Im vierten Anlauf erstmals im Ziel

goll

Von goll

Di, 13. Februar 2018

Mountainbike

Profi-Mountainbiker Simon Stiebjahn und sein Freiburger Bulls-Kollege Tim Böhme fahren in Südafrika auf Rang sechs.

MOUNTAINBIKE (goll). Fortuna meinte es mit Profi-Mountainbiker Simon Stiebjahn aus dem Neustädter Ortsteil Langenordnach und seinem Rennpartner Tim Böhme (Freiburg) auch bei ihrer nun schon vierten Teilnahme beim südafrikanischen Etappenrennen Tankwa Trek nicht gut. Immerhin: Stiebjahn erreichte erstmals das Ziel nach drei anstrengenden Etappen.

"Mit meiner Form bin ich soweit sehr zufrieden", bilanzierte Simon Stiebjahn die drei Tage in Kaleo. Doch als Ergebnis hatte er sich mehr vorgestellt als diesen sechsten Rang, 24:25 Minuten hinter Marathon-Weltmeister Alban Lakata aus Österreich und dessen tschechischem Partner Kristian Hynek (9:56:40). Und es wäre auch mehr möglich gewesen, wenn die Team-Bulls-Fahrer Stiebjahn und Böhme nicht auf der ersten Etappe von zwei Defekten und am zweiten Renntag durch einen Plattfuß gebremst worden wären. Rein körperlich sei es ihm am ersten Renntag gut gegangen, so Stiebjahn. Als es auf der zweiten Etappe den berüchtigten Anstieg zum "Merino-Monster" zu bewältigen galt, dagegen weniger.
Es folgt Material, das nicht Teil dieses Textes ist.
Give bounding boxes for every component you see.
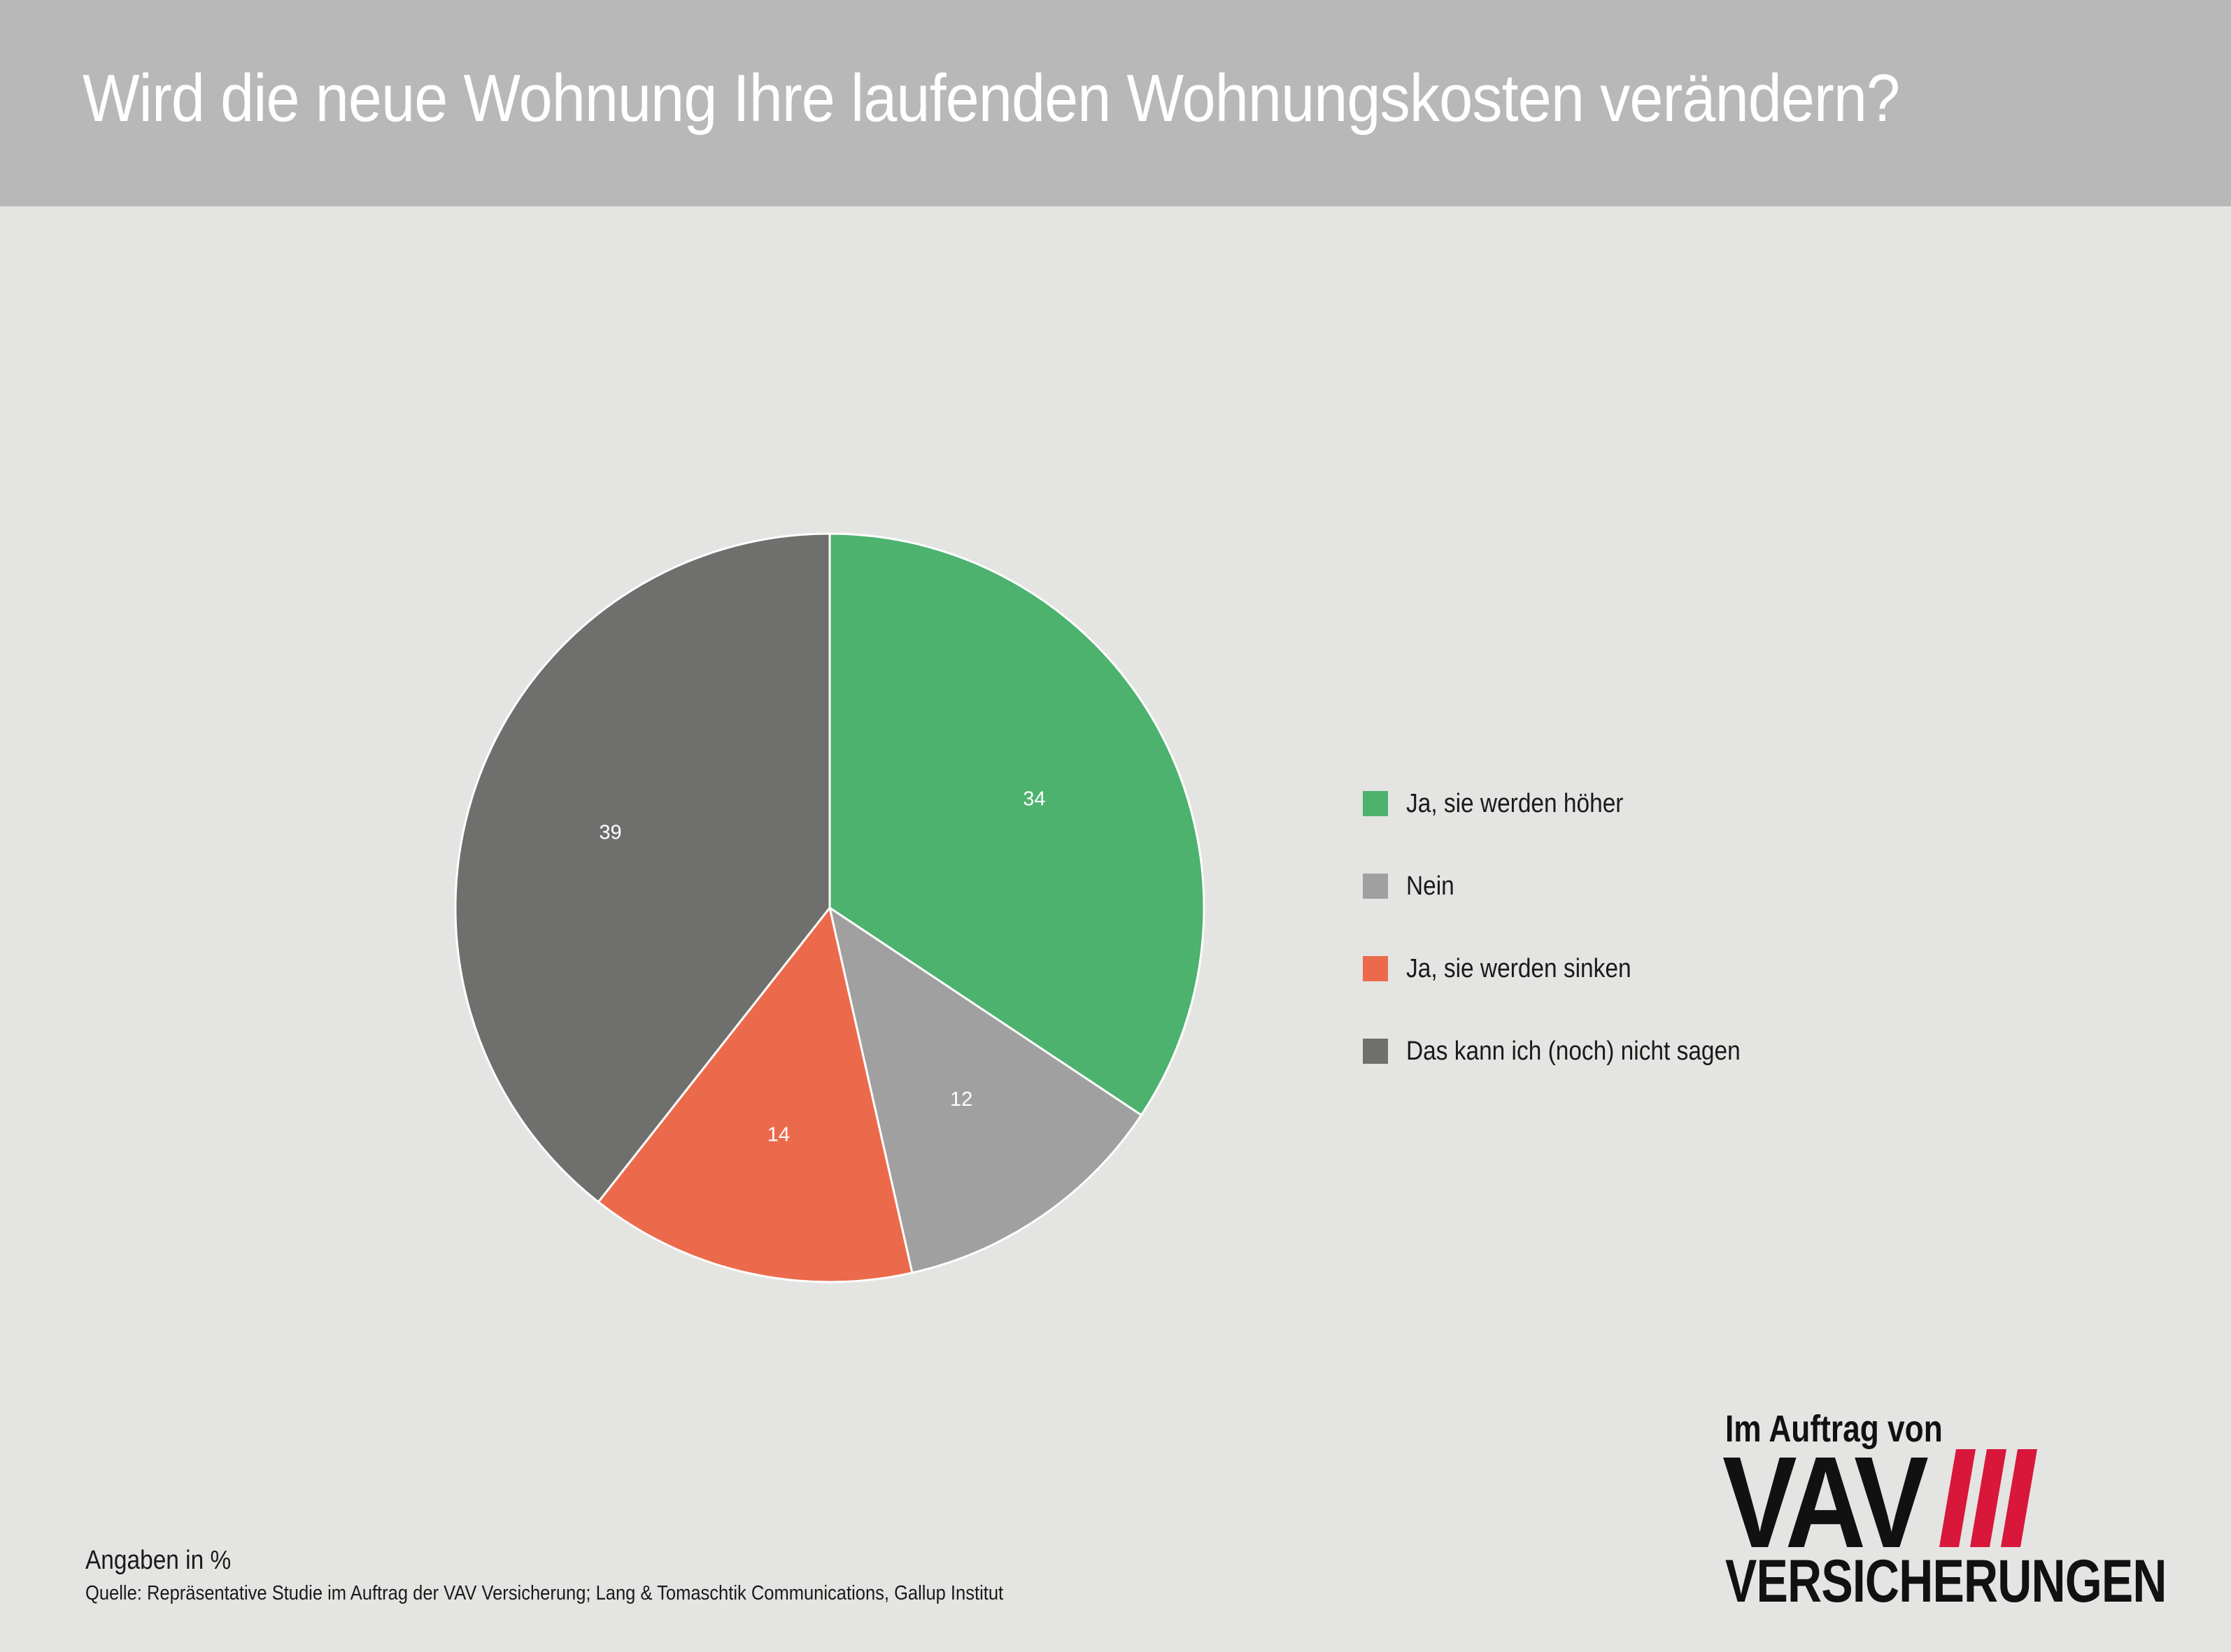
pie-data-label: 14 <box>767 1124 790 1146</box>
chart-legend: Ja, sie werden höher Nein Ja, sie werden… <box>1363 762 1786 1092</box>
pie-data-label: 34 <box>1023 788 1045 810</box>
legend-swatch <box>1363 874 1388 899</box>
pie-slice-2 <box>828 905 1143 1274</box>
logo-subtitle: VERSICHERUNGEN <box>1725 1548 2167 1615</box>
legend-item-sinken: Ja, sie werden sinken <box>1363 927 1786 1010</box>
logo-brand: VAV <box>1722 1430 1929 1575</box>
legend-item-nein: Nein <box>1363 845 1786 927</box>
chart-title: Wird die neue Wohnung Ihre laufenden Woh… <box>83 61 1900 136</box>
legend-swatch <box>1363 791 1388 816</box>
legend-item-hoeher: Ja, sie werden höher <box>1363 762 1786 845</box>
unit-note: Angaben in % <box>85 1546 232 1575</box>
pie-slice-3 <box>597 905 914 1283</box>
header-bar: Wird die neue Wohnung Ihre laufenden Woh… <box>0 0 2231 206</box>
logo-stripes-icon <box>1939 1449 2037 1547</box>
pie-data-label: 12 <box>950 1088 972 1111</box>
legend-label: Nein <box>1406 871 1454 901</box>
legend-label: Ja, sie werden höher <box>1406 788 1624 818</box>
legend-swatch <box>1363 1039 1388 1064</box>
legend-label: Ja, sie werden sinken <box>1406 953 1631 983</box>
pie-slice-4 <box>454 532 831 1204</box>
legend-label: Das kann ich (noch) nicht sagen <box>1406 1036 1741 1066</box>
source-note: Quelle: Repräsentative Studie im Auftrag… <box>85 1582 1004 1604</box>
legend-swatch <box>1363 956 1388 981</box>
vav-logo: Im Auftrag von VAV VERSICHERUNGEN <box>1722 1407 2194 1615</box>
legend-item-weiss-nicht: Das kann ich (noch) nicht sagen <box>1363 1010 1786 1092</box>
pie-data-label: 39 <box>599 822 621 844</box>
logo-tagline: Im Auftrag von <box>1725 1408 1943 1450</box>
Auf der Schlussetappe schien dann ein Podestplatz möglich, doch wieder hatte das Schwarzwald-Duo Pech. Simon Stiebjahn führte die Verfolgergruppe hinter den Tagessiegern Nicola Rohrbach (Schweiz) und Daniel Geismayr (Österreich) zwar als Erster über die Ziellinie in Kaleo, doch sein Bulls-Kollege Tim Böhme konnte ihm in der großen Gruppe nicht folgen. So blieb nur Rang sechs, 13 Sekunden hinter Platz zwei und mit zehn Sekunden Rückstand auf den dritten Platz. "So ist’s halt in einem Team-Rennen", notierte Stiebjahn gelassen: "Immerhin habe ich zum ersten Mal das Tankwa Trek beendet." Bei seinen ersten drei Starts hatte er aus verschiedenen Gründen immer vorzeitig die Segel streichen müssen.

"Jetzt heißt es noch mal fünf Wochen konzentriert arbeiten, dann passt es hoffentlich für das Cape Epic", so Stiebjahn. Das Etappenrennen ist Saisonhöhepunkt Nummer eins für den Mountainbiker aus Langenordnach, auch wenn er eine Woche zuvor den Weltcup-Auftakt der Cross-Country-Mounatainbiker im südafrikanischen Stellenbosch (10. März) bestreiten wird.